In the medieval countryside people lived in a very wide variety of settlement types, from individual farms, through hamlets of a few households, to much larger villages.
There were also temporary or seasonal abodes in outlying places associated with activities like summer grazing of the uplands.
Here we look at 7 abandoned villages that can tell us about Medieval life.
1. Little Oxendon, Northamptonshire
The classic layout of a medieval village. The long groove running left to right formed the main route through the settlement. The large rectangles either side are called crofts and they represent gardens used for growing vegetables. Within these are smaller rectangular earthworks, called tofts, which were walled plots with a house and perhaps a barn standing within. The large rectangle in the centre may have been the manor house or chapel.
2. East Matfen, Tyne & Wear
Surrounding this deserted village are the undulating lines of medieval ploughing, known as ridge and furrow.

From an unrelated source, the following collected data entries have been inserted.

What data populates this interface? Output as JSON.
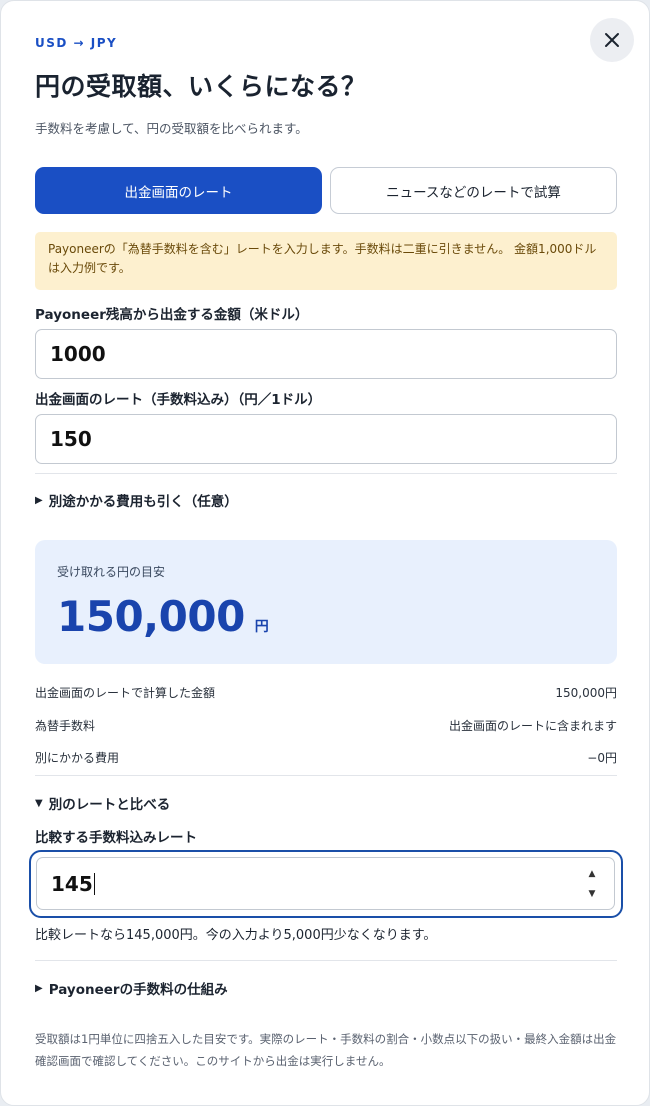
{
  "header": {
    "eyebrow": "USD → JPY",
    "title": "円の受取額、いくらになる？",
    "subtitle": "手数料を考慮して、円の受取額を比べられます。"
  },
  "tabs": [
    {
      "label": "出金画面のレート",
      "active": true
    },
    {
      "label": "ニュースなどのレートで試算",
      "active": false
    }
  ],
  "notice": {
    "text": "Payoneerの「為替手数料を含む」レートを入力します。手数料は二重に引きません。 金額1,000ドルは入力例です。"
  },
  "amount_field": {
    "label": "Payoneer残高から出金する金額（米ドル）",
    "value": "1000"
  },
  "rate_field": {
    "label": "出金画面のレート（手数料込み）（円／1ドル）",
    "value": "150"
  },
  "extra_costs_toggle": {
    "label": "別途かかる費用も引く（任意）",
    "expanded": false
  },
  "result": {
    "label": "受け取れる円の目安",
    "value": "150,000",
    "unit": "円"
  },
  "breakdown": [
    {
      "label": "出金画面のレートで計算した金額",
      "value": "150,000円"
    },
    {
      "label": "為替手数料",
      "value": "出金画面のレートに含まれます"
    },
    {
      "label": "別にかかる費用",
      "value": "−0円"
    }
  ],
  "compare_toggle": {
    "label": "別のレートと比べる",
    "expanded": true
  },
  "compare_field": {
    "label": "比較する手数料込みレート",
    "value": "145",
    "note": "比較レートなら145,000円。今の入力より5,000円少なくなります。"
  },
  "fees_toggle": {
    "label": "Payoneerの手数料の仕組み",
    "expanded": false
  },
  "footnote": "受取額は1円単位に四捨五入した目安です。実際のレート・手数料の割合・小数点以下の扱い・最終入金額は出金確認画面で確認してください。このサイトから出金は実行しません。",
  "colors": {
    "accent": "#1a4fc4",
    "result_bg": "#e8f0fd",
    "notice_bg": "#fdf0cf",
    "focus_ring": "#1a4fa8"
  },
  "icons": {
    "close": "close-icon",
    "collapsed": "triangle-right-icon",
    "expanded": "triangle-down-icon"
  }
}
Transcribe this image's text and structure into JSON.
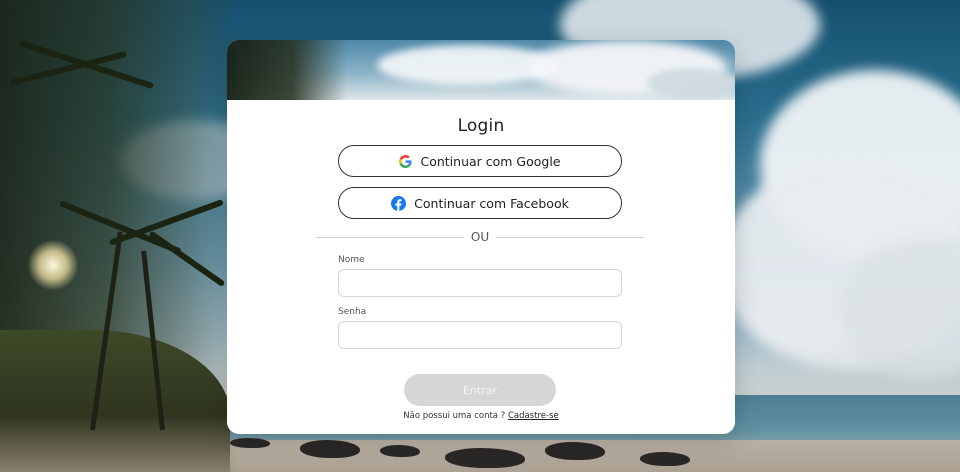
{
  "login": {
    "title": "Login",
    "google_button": "Continuar com Google",
    "facebook_button": "Continuar com Facebook",
    "divider_text": "OU",
    "name_label": "Nome",
    "name_value": "",
    "password_label": "Senha",
    "password_value": "",
    "submit_label": "Entrar",
    "signup_prompt": "Não possui uma conta ?",
    "signup_link": "Cadastre-se"
  },
  "icons": {
    "google": "google-icon",
    "facebook": "facebook-icon"
  },
  "colors": {
    "facebook_blue": "#1877F2",
    "submit_disabled": "#D6D6D6",
    "card_background": "#FFFFFF"
  }
}
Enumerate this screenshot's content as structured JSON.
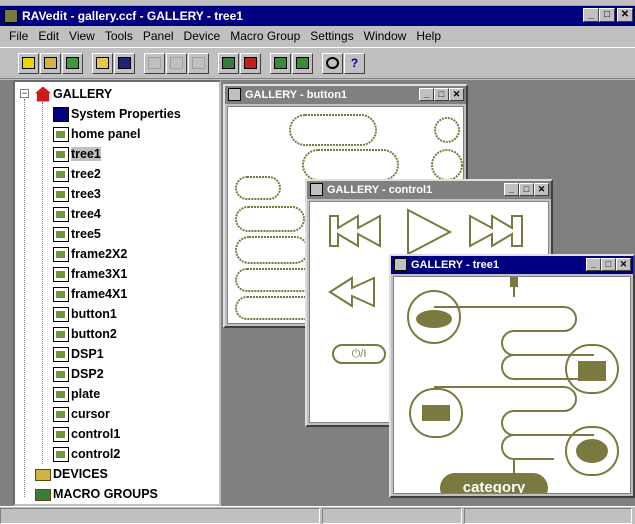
{
  "window": {
    "title": "RAVedit - gallery.ccf - GALLERY - tree1",
    "min": "_",
    "max": "□",
    "close": "✕"
  },
  "menu": [
    "File",
    "Edit",
    "View",
    "Tools",
    "Panel",
    "Device",
    "Macro Group",
    "Settings",
    "Window",
    "Help"
  ],
  "toolbar": [
    "new-icon",
    "open-panel-icon",
    "add-icon",
    "folder-open-icon",
    "save-icon",
    "cut-icon",
    "copy-icon",
    "paste-icon",
    "edit-icon",
    "record-icon",
    "import-icon",
    "export-icon",
    "target-icon",
    "help-icon"
  ],
  "tree": {
    "root": "GALLERY",
    "items": [
      "System Properties",
      "home panel",
      "tree1",
      "tree2",
      "tree3",
      "tree4",
      "tree5",
      "frame2X2",
      "frame3X1",
      "frame4X1",
      "button1",
      "button2",
      "DSP1",
      "DSP2",
      "plate",
      "cursor",
      "control1",
      "control2"
    ],
    "selected": "tree1",
    "devices": "DEVICES",
    "macro_groups": "MACRO GROUPS"
  },
  "windows": {
    "button1": {
      "title": "GALLERY - button1"
    },
    "control1": {
      "title": "GALLERY - control1",
      "power_label": "⏻/I"
    },
    "tree1": {
      "title": "GALLERY - tree1",
      "category_label": "category"
    }
  },
  "colors": {
    "accent": "#7a7a40",
    "active_title": "#000080",
    "inactive_title": "#808080"
  }
}
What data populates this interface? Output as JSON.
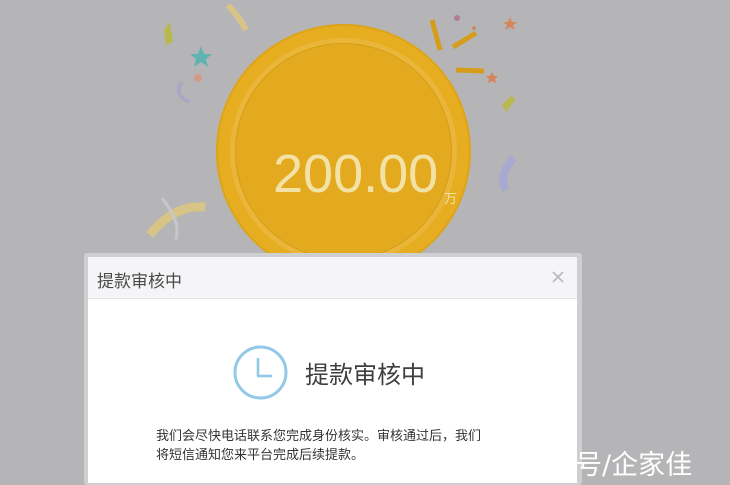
{
  "reward": {
    "amount": "200.00",
    "unit": "万"
  },
  "dialog": {
    "title": "提款审核中",
    "close_symbol": "×",
    "status_label": "提款审核中",
    "message_line1": "我们会尽快电话联系您完成身份核实。审核通过后，我们",
    "message_line2": "将短信通知您来平台完成后续提款。"
  },
  "watermark": "家号/企家佳",
  "colors": {
    "overlay": "#b5b5b7",
    "coin": "#e6ad20",
    "clock_accent": "#92c9e6"
  }
}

3. Clipston, Northamptonshire
Although Clipston is still occupied, many abandoned features surround the current village. This image shows crofts, tofts and extensive medieval ploughing.
4. Wharram Percy, North Yorkshire
The most famous and one of the best preserved British deserted medieval villages, Wharram Percy is a nationally important scheduled ancient monument. Visiting details.
5. Kirby, Northamptonshire
Crofts, tofts and a buried fish pond are the only remains of this lost medieval village.
6. Gainsthorpe, Lincolnshire
A complex of grassy humps and bumps clearly show domestic buildings, trackways, dovecotes and a fishpond. Legend has it that the village was demolished because it was a den of thieves, but the real reason for its abandonment remains uncertain. Visiting details.
7. Hound Tor, Devon
Four 13th century stone farmsteads are the only remains of this isolated Dartmoor hamlet, on land first farmed in the Bronze Age. Visiting details.
Lost, deserted and shrunken medieval villages scattered across the country can still be seen today. Villages were the most distinctive aspect of medieval life and the archaeological earthworks which remain help us experience the spaces in which medieval people farmed and made their homes in the English landscape, telling us much about their everyday lives.
Most of these villages were deserted or shrank in the 14th and 15th centuries, often because of a shift from arable farming to sheep rearing which needed a smaller labour force.
Reblogged this on starryblackness and commented:
I love these photos from a time lost. If pictures can paint a thousand words, these photos just ask me one: Why?
Thank you for posting this history lesson, we need to be reminded of where we came from and how we got here.
Very atmospheric places to visit and ponder the past… Love the aerial photography. Thanks
Some great glimpses of everyday life showing up in those photographs – particularly Gainsthorpe, and Wharram Percy.
I’ve visited Faxton, also a deserted medieval village, and also in Northamptonshire, and it was surprising at just how many clues were left there for the eye to see.
What made Northamptonshire villages so desirable to leave?
Interesting that someone has heard of Faxton, my father was born there in 1925 before moving to Brixworth as a child.
Faxton wasn’t fully deserted until the 1930s. I commend the booklet “the deserted villages of Northamptonshire ” published by Leicester University in the 1960s…there are hundreds of shrunken, deserted and moved villages in the county. Many due to enclosure, some due to the big house wanting a better view…
Flawford outside Ruddington in Nottinghamshire is another example…
Wow, amazing photos and fascinating history! I love features on aerial archaeology.
Thanks Jo. Have you seen our Britain from Above posts?
Thank you, I will take a look!
If anyone has any further information or enlightenment on these abandoned villages or know about the ordinary peaple who lived and worked there I would welcome hearing from you.
Reblogged this on redmarine754.
In the early 13 hundreds there was a famine and the black death arrived. This ment up to 50% of the population died. The upside of this was that if you survived your services were now in demand and many villages were left empty as workers left for better wages. The villages were then levelled for grazing as this was less labour intensive.
Wonderful photos! Can anyone comment on whether recently tilled fields hide additional parts of these villages and if more recent landholders have consciously preserved these remains or left them unbothered by chance?
After going to Wharram Percy I think it would be a better visitor experience if the signage were clearer and had aerial photographs showing where you are as well as information about each house if known…its hard on the ground to orientated oneself or know what you’re looking at. A beautiful walk but probably not suitable for people with walking difficulties as it’s quite a distance and steep in bits especially where the path goes down to the church.